I don’t think I really have anything to say about this one that hasn’t been said already – yes, Lucy Parker consistently writes very good contemporary romances. This one was good but not quite as engaging/addictive as her previous novels. I think she chose a heavier subject for this one, and it reflected in the novel. That’s not a negative at all but it means it wasn’t quite as light and fun as her previous two novels (and certainly Pretty Face had some darker turns but those were later in the novel). However, what that does mean, is that Parker creates two very human and realistic characters in her leads, Trix and Leo.
While Trix and Leo have known each other since they were teens, they have always been very antagonistic towards each other due to some misunderstandings. Fortunately, Parker decides that ten years of misunderstanding was long enough, and gets them to clear the air rather quickly. Now the only thing standing in their way is their own recent baggage and ambitions.
Parker introduced Trix in Pretty Face when she was still involved/had just ended things with an emotionally manipulative and abusive boyfriend. While Leo may resent Trix at the beginning of the novel, he also quickly recognizes that something is different about her, and that the flamboyant, confident performer he remembers is plagued by self-doubt and has settled for a role she is comfortable with rather than striving for more. Leo, on the other hand, tried to transition to a career as a makeup artist for movies, and one disaster has him unemployed, returning to theater. However, if he does well at a makeup artist competition, it could be exactly what he needs to revive his career. He has to accept an open position at Trix’s show, leading to frequent interactions between the two – especially since one of the perks of the job is a room in the artist subsidized housing, making him Trix’s third roommate.
One thing other reviewers have consistently mentioned is the realism with which Parker approaches the after effects of abuse.

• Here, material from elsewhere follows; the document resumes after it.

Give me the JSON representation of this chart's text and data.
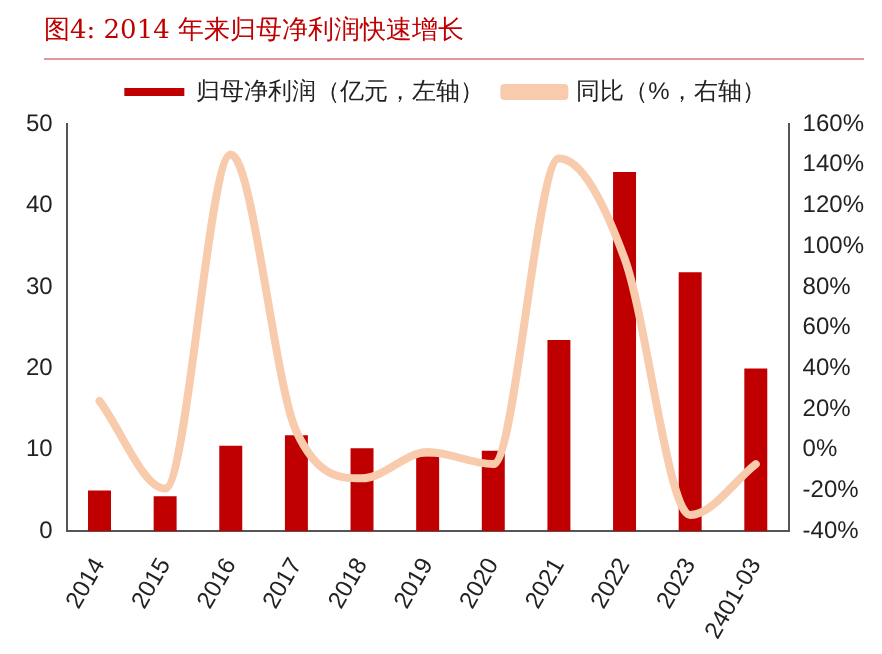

There is no magical fix. While many things Leo does and suggests help Trix regain some of her confidence, for every day that goes better, she might still have one where she feels just as bad, doubts herself just as much. But, she slowly makes progress, in a two steps forward, one step back kind of way. It is slow, it is hard, it is real.
I mostly gravitate towards historical romance though I have branched out a bit lately so I can’t speak too much about how Lucy Parker compares to other contemporary romance writers but I have yet to be disappointed with any of her novels. While this one might be a bit subtler, and the sparks between Trix and Leo more of a smolder than a fire, it is absolutely still worth the read!